I would say parser authors are free to write tests however they are comfortable and if there are some helper functions we can put in a module, then I'm fine with that.

I find that being explicit and manual with the tests helps me to really understand what's going on with a parser and sometimes makes me think of some edge cases that need to be addressed.

muescha commented 9 months ago

if there are some helper functions we can put in a module, then I'm fine with that.

yes it should be an opt-in by the author, and additional the automatic fixtures are marked with double dash --

it gives me clearer error messages since the broken test and its fixture file are explicitly defined.

for this is wrapped in subTest with the info about the fixtures file name

The preloading of the fixtures seems to help improve the test speed (1400 tests in about 8 seconds on my laptop).

thats interesting - you mean when you reuse a fixture?

muescha commented 9 months ago

extracted to utils file ec32934

now test files with no special checks are short as:

kellyjonbrazil commented 9 months ago

Very nice! We'll just need to add good docstrings to document how/why to use each function.

We can also add a test template file called tests/templates/_test_foo_simple.py that shows how to create a simple test file with some notes on how to properly place and name the fixture files.

muescha commented 9 months ago

I discovered a generic function for obtaining the caller's parser_name, but the stack differs when calling it from the test_x.py file compared to the utils_for_test.py file.

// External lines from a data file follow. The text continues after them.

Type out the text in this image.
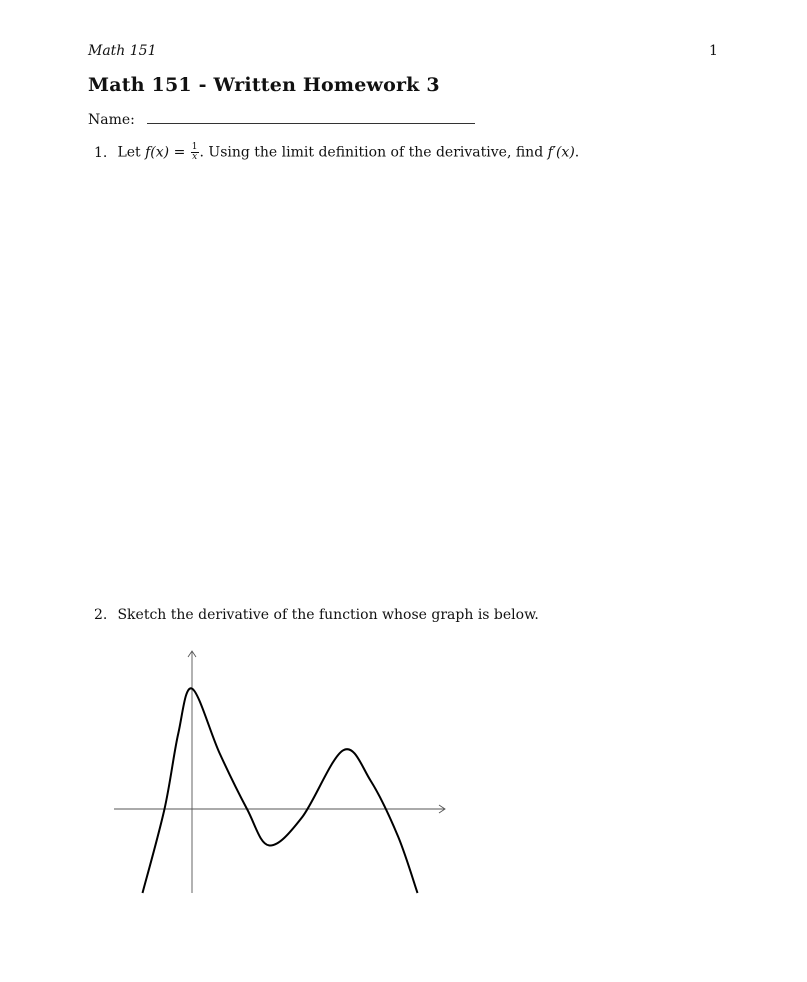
Math 151	1
Math 151 - Written Homework 3
Name:
1. Let $f(x) = \frac{1}{x}$ . Using the limit definition of the derivative, find f′(x).
2. Sketch the derivative of the function whose graph is below.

While it's conceivable to navigate through the stack until the first file with the name test_*, I believe this approach introduces excessive magic. Would it be more advisable to eliminate this method?

https://github.com/muescha/jc/blob/feature/generic-tests/tests/utils_for_test.py#L19-L25

muescha commented 9 months ago

added template and some documentation. I am open for a rewording suggestions :)

kellyjonbrazil commented 9 months ago

Looks good - let me know if you are ready for me to merge. I'll make a couple documentation updates on my side.